Codfish "alia Marinaia"
A classic Italian preparation of salt cod, simmered with onions, parsley, and a tangy vinegar sauce, served over fried bread.
Ingredients
- 1 pound Salt codfish (Soaked to remove excess salt)
- 0.5 medium Onion (Finely chopped)
- 2 tablespoons Fresh parsley (Finely chopped)
- 3 tablespoons Best olive oil
- 0.25 teaspoon Salt (To taste, adjust after soaking cod)
- 0.25 teaspoon Black pepper (Freshly ground)
- 0.125 teaspoon Allspice (Pinch)
- 3 tablespoons White vinegar
- 2 tablespoons Fish broth
- 0.5 leaf Bay leaf
- 1 teaspoon All-purpose flour (For thickening)
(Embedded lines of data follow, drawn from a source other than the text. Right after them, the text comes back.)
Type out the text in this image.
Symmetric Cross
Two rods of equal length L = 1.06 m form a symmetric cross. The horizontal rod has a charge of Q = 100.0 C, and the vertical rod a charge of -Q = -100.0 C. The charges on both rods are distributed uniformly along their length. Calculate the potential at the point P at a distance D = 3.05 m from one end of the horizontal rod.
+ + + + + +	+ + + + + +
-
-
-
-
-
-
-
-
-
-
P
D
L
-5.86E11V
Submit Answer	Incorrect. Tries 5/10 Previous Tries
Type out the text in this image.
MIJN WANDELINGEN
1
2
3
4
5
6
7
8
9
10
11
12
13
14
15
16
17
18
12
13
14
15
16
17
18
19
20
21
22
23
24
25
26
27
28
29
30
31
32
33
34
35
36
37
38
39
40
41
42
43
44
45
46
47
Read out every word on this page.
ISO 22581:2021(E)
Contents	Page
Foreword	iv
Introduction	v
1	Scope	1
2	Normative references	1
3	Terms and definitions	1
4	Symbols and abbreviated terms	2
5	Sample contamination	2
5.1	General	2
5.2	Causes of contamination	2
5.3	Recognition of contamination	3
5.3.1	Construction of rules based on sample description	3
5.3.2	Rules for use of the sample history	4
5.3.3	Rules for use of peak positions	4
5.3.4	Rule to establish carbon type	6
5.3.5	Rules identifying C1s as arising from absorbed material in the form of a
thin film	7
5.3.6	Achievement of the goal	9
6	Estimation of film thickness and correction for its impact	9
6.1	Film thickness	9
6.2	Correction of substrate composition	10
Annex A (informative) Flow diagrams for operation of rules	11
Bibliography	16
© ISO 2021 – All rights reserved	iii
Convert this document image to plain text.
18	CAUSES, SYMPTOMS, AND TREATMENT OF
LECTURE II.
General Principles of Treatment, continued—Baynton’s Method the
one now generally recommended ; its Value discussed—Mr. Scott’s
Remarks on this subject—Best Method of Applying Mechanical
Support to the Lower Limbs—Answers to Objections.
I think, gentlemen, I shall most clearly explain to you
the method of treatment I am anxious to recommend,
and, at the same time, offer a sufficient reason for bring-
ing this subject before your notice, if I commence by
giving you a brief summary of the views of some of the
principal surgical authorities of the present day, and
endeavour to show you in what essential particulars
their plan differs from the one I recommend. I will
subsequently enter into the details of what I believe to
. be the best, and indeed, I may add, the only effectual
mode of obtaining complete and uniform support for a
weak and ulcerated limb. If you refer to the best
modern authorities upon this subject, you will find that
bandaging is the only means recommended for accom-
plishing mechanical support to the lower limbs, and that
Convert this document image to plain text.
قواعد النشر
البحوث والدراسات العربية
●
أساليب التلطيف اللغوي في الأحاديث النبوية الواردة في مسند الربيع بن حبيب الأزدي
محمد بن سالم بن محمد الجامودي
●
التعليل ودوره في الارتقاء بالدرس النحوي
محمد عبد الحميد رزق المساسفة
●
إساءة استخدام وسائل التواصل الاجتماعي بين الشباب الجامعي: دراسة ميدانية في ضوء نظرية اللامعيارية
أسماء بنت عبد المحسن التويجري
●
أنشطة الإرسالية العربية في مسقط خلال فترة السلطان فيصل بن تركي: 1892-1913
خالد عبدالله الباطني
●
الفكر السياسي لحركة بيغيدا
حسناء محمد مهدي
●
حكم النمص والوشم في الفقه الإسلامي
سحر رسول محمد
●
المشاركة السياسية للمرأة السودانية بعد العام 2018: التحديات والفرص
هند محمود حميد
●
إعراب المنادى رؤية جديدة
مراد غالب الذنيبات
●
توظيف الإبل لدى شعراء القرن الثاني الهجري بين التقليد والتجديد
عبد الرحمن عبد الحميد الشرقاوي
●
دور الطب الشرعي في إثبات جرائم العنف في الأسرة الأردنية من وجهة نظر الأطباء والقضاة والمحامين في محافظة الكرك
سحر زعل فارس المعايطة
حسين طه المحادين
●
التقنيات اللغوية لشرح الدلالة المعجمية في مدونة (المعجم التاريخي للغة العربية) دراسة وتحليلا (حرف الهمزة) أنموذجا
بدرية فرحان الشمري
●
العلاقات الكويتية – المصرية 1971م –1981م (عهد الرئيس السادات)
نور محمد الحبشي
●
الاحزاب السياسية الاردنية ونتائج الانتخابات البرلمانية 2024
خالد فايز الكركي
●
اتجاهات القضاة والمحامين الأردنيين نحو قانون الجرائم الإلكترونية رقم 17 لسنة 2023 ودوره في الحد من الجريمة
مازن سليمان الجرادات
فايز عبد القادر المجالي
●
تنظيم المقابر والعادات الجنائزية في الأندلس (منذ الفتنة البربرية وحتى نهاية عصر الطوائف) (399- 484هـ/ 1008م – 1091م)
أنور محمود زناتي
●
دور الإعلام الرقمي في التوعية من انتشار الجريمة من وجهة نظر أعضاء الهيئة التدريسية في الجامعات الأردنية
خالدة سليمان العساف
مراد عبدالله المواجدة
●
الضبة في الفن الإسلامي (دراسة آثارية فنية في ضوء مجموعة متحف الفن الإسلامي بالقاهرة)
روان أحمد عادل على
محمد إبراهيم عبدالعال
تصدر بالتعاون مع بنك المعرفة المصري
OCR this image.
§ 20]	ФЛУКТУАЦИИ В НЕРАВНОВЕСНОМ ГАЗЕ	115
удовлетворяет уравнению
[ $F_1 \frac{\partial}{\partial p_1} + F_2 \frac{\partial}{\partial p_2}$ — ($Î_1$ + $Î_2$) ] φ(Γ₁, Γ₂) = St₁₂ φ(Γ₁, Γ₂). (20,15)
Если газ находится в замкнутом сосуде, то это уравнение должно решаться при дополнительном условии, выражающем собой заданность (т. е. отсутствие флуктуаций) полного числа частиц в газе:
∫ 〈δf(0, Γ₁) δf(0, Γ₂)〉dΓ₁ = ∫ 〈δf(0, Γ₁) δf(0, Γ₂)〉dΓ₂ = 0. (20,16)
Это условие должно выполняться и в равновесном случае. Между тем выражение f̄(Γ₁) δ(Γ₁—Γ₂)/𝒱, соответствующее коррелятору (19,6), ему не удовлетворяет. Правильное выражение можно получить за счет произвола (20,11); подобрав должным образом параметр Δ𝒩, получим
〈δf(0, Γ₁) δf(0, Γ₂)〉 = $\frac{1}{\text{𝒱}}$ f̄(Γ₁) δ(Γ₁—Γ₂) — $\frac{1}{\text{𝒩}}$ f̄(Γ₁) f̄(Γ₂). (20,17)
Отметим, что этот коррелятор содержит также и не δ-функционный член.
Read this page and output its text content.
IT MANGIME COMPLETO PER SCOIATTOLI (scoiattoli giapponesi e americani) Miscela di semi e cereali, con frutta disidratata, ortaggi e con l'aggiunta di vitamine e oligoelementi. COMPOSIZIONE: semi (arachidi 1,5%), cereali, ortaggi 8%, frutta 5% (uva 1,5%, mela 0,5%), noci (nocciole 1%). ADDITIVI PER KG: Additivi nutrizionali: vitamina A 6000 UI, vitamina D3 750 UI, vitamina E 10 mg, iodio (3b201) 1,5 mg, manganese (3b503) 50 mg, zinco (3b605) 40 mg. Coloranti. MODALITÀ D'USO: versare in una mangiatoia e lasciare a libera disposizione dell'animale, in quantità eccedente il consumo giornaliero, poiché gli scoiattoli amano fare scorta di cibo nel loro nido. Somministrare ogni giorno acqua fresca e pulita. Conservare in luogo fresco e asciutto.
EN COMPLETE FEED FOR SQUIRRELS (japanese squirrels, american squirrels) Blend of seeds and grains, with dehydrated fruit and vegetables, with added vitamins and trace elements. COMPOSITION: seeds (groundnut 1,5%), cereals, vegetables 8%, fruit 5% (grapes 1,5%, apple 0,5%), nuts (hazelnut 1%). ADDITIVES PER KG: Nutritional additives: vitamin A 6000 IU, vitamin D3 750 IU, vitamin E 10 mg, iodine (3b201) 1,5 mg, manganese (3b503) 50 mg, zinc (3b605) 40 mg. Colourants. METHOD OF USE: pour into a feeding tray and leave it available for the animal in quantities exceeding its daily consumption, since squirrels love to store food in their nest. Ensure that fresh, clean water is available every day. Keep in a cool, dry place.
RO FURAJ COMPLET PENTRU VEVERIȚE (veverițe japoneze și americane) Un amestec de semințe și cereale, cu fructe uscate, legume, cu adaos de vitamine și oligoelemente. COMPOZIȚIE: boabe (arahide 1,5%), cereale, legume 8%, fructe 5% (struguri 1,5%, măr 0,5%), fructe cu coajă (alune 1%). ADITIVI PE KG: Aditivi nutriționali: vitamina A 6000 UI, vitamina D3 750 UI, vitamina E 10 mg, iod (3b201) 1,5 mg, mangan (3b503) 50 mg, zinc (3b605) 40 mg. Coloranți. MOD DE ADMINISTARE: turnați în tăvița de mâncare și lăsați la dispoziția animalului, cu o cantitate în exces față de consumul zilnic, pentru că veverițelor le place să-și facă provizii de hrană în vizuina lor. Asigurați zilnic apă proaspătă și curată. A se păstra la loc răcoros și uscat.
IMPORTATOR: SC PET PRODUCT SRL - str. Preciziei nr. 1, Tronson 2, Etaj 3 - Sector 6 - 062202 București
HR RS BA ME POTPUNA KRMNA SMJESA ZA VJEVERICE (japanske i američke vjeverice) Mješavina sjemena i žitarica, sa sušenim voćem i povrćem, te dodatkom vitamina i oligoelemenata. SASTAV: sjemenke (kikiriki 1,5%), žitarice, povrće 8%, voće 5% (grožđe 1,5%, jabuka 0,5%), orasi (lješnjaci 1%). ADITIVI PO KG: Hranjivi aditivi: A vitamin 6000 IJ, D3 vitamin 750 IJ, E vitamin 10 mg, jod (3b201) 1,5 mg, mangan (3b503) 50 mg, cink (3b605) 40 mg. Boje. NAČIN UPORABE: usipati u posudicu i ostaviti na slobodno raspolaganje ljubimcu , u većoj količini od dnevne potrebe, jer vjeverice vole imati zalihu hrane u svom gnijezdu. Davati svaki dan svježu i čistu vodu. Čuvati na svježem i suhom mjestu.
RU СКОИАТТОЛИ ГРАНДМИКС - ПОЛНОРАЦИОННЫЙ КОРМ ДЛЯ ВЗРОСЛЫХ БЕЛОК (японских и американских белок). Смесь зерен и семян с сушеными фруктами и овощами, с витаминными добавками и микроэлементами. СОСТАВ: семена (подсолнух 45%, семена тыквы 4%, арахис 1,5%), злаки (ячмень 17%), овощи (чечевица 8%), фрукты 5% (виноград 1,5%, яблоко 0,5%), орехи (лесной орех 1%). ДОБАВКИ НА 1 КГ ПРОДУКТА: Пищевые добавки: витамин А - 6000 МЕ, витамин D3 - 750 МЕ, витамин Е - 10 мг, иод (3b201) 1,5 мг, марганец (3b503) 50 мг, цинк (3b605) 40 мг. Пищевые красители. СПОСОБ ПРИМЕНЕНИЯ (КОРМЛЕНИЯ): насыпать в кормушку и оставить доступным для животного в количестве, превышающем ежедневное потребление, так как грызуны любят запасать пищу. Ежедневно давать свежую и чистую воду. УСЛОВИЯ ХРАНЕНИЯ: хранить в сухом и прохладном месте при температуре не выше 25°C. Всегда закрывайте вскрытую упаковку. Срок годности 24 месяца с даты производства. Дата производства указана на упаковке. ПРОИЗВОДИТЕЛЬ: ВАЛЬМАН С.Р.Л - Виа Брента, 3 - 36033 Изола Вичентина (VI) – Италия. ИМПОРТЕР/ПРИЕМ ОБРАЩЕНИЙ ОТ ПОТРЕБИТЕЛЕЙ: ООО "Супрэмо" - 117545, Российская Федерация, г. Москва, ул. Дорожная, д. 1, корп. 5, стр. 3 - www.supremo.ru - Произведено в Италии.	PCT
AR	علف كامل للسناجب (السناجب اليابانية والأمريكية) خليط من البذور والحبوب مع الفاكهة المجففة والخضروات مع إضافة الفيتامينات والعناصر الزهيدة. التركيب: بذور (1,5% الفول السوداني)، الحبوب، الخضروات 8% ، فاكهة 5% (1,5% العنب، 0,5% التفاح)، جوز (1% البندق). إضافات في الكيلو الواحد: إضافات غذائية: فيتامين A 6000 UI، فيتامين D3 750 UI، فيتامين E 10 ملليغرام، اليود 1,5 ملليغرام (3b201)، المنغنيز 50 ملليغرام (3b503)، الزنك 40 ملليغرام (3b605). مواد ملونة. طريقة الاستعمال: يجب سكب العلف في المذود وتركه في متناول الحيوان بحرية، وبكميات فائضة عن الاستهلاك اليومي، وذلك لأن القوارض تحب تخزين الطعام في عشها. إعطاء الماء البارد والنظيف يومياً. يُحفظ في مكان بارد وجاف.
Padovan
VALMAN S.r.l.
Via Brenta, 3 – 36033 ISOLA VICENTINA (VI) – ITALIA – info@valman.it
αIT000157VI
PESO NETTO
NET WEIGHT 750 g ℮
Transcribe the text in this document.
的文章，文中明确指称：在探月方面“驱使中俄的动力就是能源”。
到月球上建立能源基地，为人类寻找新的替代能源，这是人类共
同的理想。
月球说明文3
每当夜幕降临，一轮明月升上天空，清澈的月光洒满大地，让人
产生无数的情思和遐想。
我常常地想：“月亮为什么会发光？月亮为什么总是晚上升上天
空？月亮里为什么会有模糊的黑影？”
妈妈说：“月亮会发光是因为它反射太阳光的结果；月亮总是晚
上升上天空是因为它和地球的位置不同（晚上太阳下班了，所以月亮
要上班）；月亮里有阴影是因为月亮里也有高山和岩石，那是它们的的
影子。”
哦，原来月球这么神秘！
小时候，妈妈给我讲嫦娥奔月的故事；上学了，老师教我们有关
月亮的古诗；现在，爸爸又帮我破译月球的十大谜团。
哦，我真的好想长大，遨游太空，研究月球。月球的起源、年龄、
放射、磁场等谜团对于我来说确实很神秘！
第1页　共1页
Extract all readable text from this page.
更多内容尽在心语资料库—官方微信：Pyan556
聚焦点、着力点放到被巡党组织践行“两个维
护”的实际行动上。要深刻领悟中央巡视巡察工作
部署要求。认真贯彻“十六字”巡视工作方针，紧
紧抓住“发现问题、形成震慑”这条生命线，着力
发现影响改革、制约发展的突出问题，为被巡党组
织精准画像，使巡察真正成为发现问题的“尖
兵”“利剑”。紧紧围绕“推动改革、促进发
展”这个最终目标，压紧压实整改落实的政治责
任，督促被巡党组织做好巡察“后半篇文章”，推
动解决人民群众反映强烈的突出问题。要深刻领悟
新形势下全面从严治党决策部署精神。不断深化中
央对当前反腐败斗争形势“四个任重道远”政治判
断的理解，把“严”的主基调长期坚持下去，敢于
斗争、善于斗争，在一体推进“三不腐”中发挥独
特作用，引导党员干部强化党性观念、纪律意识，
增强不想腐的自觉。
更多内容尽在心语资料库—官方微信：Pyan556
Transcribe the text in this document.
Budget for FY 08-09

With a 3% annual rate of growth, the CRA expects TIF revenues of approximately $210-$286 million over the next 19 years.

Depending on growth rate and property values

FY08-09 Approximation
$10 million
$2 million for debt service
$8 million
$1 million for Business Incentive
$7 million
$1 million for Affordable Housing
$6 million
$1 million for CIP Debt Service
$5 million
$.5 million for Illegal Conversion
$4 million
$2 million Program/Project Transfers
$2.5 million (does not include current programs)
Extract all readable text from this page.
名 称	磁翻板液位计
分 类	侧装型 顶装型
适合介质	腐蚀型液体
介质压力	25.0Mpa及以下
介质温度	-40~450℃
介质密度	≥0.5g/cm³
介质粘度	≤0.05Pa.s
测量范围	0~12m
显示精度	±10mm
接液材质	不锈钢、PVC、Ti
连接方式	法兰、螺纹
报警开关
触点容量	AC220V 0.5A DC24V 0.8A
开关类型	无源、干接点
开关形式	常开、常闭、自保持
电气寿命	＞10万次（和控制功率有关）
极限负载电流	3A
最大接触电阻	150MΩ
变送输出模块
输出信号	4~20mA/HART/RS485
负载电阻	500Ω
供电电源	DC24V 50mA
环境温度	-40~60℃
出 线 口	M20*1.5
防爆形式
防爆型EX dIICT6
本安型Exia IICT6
- 4 slices Bread (For frying)
- 2 tablespoons Olive oil (For frying bread)
Instructions
- 1Soak the salt codfish in cold water for at least 24 hours, changing the water several times to remove excess salt. After soaking, place the codfish in a pot and cover with fresh water. Bring to a gentle boil and cook for about 10 minutes, or until the fish is slightly softened but not falling apart. This makes it easier to remove the skin and bones. Drain the codfish and let it cool slightly. Remove the skin and bones, then chop the fish into small pieces.
- 2In a saucepan, heat 3 tablespoons of olive oil over medium heat. Add the chopped onion and cook until softened and translucent, about 5 minutes. Add the chopped parsley and cook for another minute until fragrant.
- 3Add the chopped codfish to the saucepan with the onions and parsley. Season with salt, pepper, and allspice. Cook over medium-low heat, stirring occasionally, for about 10 minutes, allowing the flavors to meld.
- 4In a separate small saucepan, combine the white vinegar, fish broth, and bay leaf. Bring to a simmer over medium heat. In a small bowl, whisk the flour with a tablespoon of cold water to form a slurry. Gradually whisk the flour slurry into the simmering vinegar mixture. Stir constantly until the sauce thickens slightly, about 2-3 minutes. Remove the bay leaf and take the saucepan off the heat.
- 5While the codfish and sauce are cooking, heat 2 tablespoons of olive oil in a skillet over medium heat. Fry the bread slices until golden brown and crispy on both sides. Drain on paper towels.
- 6Arrange the fried bread slices in a layer on a serving platter. Spoon the codfish mixture over the bread. Pour the vinegar sauce over the codfish. Serve immediately.